Am gestrigen Sonntag reiste die dritte Mannschaft zu dem bis dato punktlosen Kray 04. Eindeutige Marschroute war hier, weitere Punkte zu sammeln. Schon schnell merkte man, das wird heute kein Selbstläufer.:

Der SVA hatte direkt in der 2. Minute eine große Chance zur Führung. Sebastian Korstick platzierte den Kopfball knapp neben das Tor. Das Spiel hätte gerne so weiter gehen können, aber die Haubold/Priban-Truppe hatte so seine Probleme mit den aggressiven und agilen Krayern.
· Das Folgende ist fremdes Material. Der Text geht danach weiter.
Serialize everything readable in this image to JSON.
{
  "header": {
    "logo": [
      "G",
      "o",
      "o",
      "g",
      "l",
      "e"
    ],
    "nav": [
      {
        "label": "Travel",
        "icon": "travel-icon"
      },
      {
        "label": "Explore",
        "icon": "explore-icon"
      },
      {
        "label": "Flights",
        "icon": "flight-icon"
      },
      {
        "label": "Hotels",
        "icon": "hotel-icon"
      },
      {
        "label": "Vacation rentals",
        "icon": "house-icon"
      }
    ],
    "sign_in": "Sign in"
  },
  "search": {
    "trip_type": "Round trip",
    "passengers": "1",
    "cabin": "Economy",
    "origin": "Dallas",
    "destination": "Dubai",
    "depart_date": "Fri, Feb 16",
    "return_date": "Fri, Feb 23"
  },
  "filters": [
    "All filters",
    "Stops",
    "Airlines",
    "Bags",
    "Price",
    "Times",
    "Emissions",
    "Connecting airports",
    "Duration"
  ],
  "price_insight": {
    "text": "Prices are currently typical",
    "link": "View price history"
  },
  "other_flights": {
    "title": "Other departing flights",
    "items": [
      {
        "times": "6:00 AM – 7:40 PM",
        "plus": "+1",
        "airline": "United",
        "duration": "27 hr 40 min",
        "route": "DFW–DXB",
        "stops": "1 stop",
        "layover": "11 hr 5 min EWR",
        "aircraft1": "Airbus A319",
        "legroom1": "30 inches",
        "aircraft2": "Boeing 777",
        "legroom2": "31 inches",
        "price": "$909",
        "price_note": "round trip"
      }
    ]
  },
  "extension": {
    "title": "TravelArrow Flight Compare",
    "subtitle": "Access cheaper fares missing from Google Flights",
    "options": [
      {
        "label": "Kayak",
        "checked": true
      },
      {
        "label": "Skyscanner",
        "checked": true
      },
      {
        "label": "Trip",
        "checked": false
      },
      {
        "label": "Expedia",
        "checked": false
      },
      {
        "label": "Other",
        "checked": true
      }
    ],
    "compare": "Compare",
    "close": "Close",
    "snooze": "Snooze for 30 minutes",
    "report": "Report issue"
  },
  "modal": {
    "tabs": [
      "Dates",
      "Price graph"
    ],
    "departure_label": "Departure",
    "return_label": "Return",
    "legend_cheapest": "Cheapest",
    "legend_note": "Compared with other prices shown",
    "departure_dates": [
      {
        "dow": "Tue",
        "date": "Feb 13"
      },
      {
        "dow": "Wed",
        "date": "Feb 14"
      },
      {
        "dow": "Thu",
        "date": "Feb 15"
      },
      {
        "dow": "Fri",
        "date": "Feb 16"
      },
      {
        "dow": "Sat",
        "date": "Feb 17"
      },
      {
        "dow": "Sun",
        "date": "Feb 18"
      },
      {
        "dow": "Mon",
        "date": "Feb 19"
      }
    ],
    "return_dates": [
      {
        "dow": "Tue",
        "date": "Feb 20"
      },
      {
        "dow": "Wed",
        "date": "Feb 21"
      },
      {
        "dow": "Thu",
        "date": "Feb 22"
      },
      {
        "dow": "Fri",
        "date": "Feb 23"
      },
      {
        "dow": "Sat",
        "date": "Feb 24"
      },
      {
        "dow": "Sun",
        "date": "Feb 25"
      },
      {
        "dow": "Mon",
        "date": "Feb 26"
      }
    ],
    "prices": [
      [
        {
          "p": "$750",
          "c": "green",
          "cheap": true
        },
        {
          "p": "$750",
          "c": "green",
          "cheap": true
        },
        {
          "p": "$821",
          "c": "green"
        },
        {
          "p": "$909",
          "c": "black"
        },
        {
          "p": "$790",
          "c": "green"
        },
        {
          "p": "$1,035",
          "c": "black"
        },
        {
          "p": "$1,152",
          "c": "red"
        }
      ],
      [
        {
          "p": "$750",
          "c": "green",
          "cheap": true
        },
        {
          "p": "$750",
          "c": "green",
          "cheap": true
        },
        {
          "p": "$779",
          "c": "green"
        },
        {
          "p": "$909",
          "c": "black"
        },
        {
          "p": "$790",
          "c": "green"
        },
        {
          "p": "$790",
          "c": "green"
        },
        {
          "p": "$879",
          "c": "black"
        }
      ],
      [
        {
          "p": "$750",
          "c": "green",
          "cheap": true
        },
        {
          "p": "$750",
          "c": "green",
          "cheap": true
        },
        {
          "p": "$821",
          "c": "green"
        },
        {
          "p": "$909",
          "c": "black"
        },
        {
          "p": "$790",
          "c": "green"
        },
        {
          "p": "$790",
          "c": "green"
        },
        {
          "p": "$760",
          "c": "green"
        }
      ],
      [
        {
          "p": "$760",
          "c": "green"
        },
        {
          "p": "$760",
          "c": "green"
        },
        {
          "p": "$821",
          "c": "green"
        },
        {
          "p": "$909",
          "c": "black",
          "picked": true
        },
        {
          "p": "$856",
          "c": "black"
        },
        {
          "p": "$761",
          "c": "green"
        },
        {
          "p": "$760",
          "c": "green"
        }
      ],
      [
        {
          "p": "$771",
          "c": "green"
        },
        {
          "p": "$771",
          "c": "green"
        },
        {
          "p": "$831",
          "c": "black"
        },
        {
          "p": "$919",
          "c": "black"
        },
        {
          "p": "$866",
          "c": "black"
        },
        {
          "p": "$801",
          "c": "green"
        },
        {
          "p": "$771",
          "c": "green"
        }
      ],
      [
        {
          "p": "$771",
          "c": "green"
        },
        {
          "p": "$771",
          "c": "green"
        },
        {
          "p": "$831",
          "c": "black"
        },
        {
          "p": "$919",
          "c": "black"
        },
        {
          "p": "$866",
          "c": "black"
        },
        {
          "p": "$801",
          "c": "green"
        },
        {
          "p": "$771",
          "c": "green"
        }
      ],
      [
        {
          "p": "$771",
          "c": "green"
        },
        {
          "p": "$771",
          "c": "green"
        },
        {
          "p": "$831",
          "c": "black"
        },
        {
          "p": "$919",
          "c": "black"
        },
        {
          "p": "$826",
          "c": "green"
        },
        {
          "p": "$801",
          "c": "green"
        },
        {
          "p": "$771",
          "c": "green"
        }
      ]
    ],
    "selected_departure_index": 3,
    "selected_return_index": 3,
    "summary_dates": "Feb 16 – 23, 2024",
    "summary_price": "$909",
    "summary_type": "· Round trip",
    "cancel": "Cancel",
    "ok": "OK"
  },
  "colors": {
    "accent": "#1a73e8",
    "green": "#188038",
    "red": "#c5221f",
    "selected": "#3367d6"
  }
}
Unsere Angriffe wurden energisch gestört, auch die mittlerweile ungeliebte Asche hinderte uns an einem halbwegs gepflegten Spielaufbau. Es entwickelte sich ein interessantes, aber unterdurchschnittliches Kreisliga B Spiel. Die deutlich größeren Spielanteile hatte der SVA, das erste Tor schoss allerdings die Heimmannschaft. Nach einem Freistoß setzte sich der längste Krayer durch und köpfte unhaltbar ein.

In der Pause gab es eine deftige Ansprache. Nach 45 Minuten war jedem klar, heute gibt es keinen Schönheitspreis, heute muss geackert werden.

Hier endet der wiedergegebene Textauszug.